No one wants to experience Facebook in VR
Facebook showed off VR selfie sticks at is developer conference last year. Expect even more sophisticated tricks at F8 2017.
In about 24 hours, Mark Zuckerberg will take the stage at Facebook’s annual developer conference, F8. In his many updates about the company he’ll no doubt bring us up to speed on Facebook’s progress in social VR.
You know, social VR? Socializing in virtual reality? You might remember it as that thing where a Zuck gets to pretend he’s a cartoon version of Justin Timberlake and snap photos with virtual selfie sticks.

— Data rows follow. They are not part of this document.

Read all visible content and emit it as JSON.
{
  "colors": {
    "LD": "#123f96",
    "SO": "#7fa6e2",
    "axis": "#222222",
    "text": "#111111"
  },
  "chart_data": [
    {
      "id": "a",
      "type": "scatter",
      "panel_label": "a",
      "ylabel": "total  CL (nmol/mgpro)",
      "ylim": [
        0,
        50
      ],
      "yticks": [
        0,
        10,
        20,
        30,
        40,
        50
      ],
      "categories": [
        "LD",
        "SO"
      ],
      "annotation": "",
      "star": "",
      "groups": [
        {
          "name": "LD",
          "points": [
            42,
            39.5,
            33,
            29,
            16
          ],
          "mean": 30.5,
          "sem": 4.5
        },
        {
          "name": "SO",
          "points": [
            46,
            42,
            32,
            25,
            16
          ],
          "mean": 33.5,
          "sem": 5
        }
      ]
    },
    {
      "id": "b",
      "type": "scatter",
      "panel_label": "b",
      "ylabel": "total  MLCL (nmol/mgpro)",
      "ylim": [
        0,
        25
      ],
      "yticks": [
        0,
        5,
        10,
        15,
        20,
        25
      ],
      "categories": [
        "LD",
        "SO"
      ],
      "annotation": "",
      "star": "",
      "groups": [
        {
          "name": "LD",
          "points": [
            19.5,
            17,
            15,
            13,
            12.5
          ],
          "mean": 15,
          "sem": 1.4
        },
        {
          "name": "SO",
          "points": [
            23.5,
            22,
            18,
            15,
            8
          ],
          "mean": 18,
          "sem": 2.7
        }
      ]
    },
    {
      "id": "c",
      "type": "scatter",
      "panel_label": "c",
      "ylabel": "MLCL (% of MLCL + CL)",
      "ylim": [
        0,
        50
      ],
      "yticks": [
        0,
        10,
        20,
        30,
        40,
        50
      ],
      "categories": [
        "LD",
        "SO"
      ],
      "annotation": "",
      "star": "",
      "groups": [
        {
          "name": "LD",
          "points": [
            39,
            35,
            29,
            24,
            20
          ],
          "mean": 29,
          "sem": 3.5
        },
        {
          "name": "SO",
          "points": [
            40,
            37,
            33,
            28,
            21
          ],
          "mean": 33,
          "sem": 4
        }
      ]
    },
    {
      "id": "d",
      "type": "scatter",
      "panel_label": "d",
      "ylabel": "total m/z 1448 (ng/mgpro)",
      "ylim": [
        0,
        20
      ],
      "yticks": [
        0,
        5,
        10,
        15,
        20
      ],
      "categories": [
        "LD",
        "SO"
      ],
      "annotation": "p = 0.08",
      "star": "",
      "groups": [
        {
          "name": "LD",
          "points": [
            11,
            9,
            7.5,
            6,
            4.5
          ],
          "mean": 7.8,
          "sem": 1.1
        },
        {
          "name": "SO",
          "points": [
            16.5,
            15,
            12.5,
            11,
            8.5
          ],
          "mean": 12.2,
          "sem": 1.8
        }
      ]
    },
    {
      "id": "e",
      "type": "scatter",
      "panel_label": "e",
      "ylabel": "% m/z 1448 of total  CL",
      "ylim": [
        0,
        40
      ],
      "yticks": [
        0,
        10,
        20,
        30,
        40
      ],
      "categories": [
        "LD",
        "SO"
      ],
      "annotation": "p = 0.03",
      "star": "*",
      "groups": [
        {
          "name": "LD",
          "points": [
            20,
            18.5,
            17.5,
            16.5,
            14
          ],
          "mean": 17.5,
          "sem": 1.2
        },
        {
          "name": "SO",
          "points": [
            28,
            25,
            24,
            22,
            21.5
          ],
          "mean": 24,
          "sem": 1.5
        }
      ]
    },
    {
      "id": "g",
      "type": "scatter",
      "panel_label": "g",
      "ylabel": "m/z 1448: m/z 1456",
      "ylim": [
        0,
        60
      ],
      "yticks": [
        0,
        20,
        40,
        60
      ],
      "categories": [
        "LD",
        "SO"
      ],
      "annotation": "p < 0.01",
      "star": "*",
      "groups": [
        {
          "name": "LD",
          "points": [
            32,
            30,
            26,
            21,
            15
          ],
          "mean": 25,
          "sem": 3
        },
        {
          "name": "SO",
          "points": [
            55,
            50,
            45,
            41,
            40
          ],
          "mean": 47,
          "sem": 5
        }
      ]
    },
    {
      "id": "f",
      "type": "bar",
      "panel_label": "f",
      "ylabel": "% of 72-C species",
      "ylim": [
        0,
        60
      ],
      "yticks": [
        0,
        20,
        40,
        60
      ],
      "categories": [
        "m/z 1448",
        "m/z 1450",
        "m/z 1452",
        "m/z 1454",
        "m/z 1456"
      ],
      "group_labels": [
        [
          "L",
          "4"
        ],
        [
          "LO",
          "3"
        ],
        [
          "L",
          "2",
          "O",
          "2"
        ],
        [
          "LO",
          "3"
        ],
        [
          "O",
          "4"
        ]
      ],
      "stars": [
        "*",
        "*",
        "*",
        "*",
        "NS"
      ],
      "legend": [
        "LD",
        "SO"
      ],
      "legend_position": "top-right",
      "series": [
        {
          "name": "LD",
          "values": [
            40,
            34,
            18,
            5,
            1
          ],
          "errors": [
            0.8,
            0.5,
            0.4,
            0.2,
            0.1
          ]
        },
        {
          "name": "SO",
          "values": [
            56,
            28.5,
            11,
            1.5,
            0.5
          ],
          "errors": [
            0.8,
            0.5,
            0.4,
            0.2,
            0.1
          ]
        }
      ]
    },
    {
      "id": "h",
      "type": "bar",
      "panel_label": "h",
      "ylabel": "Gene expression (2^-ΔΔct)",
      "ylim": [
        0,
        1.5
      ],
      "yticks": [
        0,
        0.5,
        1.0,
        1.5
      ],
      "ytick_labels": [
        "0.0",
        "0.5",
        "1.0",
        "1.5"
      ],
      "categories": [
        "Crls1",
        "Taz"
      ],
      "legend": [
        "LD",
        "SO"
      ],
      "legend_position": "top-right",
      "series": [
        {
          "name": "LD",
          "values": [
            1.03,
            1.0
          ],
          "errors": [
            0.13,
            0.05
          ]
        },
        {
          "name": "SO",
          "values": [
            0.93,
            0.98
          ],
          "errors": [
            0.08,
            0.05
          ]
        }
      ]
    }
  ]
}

More generally, social VR involves putting on a headset not unlike Facebook’s own Oculus Rift, connecting to a network, and interacting with other people who could be in the same room or on the other side of the world. You’re all represented by avatars, and you can shape the environment however you want — from the conventional (a virtual café) to the sublime (outer space).
It’s also something that no one ordered or cares about. Social VR will never be a thing.
I know… I see the money being thrown around in the category and the intense interest from Facebook and others. More than $2.3 billion was invested in VR in 2016 alone, up from $700 million in 2015. At F8, Facebook is dedicating no fewer than eight sessions on social VR. There were only two last year — a 300% year-over-year increase.
Mark Zuckerberg talks to his wife, Priscilla Chan, from a VR environment.
Developer interest and financial largesse don’t equal consumer interest, though, and on that standpoint, I just don’t see it. VR has been a real thing people can buy for more than a year, there’s no sense that it’s really taking off. By and large, the questions and concerns around VR have remained the same since the category’s inception. It still has to prove itself, it still needs a killer app, and the equipment is still unwieldy or expensive or both.
That’s probably not going to change in the near term, or even a few years out. And even if it does, social VR still won’t be a thing because it actually goes against everything Facebook represents.
Facebook is now 1.8 billion users strong — it’s fair to say, as the connected population goes, it’s captured the planet. But it didn’t do that by simulating real-world interactions online. It did so by reducing those interactions to their most basic: the poke, the comment, the like. Facebook is all about breaking down your "socializing" to its most efficient forms: You can listen to, react, or say something in a conversation, but without all the "how do you dos" or small talk or all the other social lubricants that punctuate real human contact.
Certainly, there’s a case to be made that you lose something by abandoning those frictional social norms. Many have, and they make good points. There’s a certain falseness to Facebook "friends" you never interact with beyond the occasional Like or emoji-filled comment.
But you can’t argue with how efficiently Facebook has pushed us down the social-media funnel, distilling out interactions to the point where we can blaze through a News Feed, reading, watching and reacting to dozens if not hundreds of wholly different updates. You can be dropping hearts on someone’s Star Wars meme on second, frowning at news about missile strikes the next.
Social VR epitomizes the opposite of this entire trend. Its aim appears to be recreating a real-world social setting, complete with gesturing, eye contact, and — ugh — actual speech. And for all the promise of infinite virtual environments to choose from, it’s basically a singular experience — extremely limited when compared to the simultaneous many-worlds scroll of the News Feed.
I know it sounds silly to be making a case against such things. The thing is, I’m not making it — Facebook is. In fact, it’s been making it since the beginning.
If there’s a science to Facebook, it’s rooted in quantum mechanics: reducing social interactions to a few basic units, which users can combine and recombine in near-infinite ways. But social VR takes an opposite, holistic approach: it’s Einstein’s relativity in this analogy, a universal theory that’s nearly perfect in its description of reality but doesn’t have much meaning at smaller scales — i.e. individual users.
In other words, Zuckerberg will need to pull off the social-media equivalent of uniting quantum mechanics and relativity — considered a Holy Grail in the scientific community — to make social VR a success. He’s a smart guy, but even he’s going to have hard time convincing anyone to click Like on his VR future.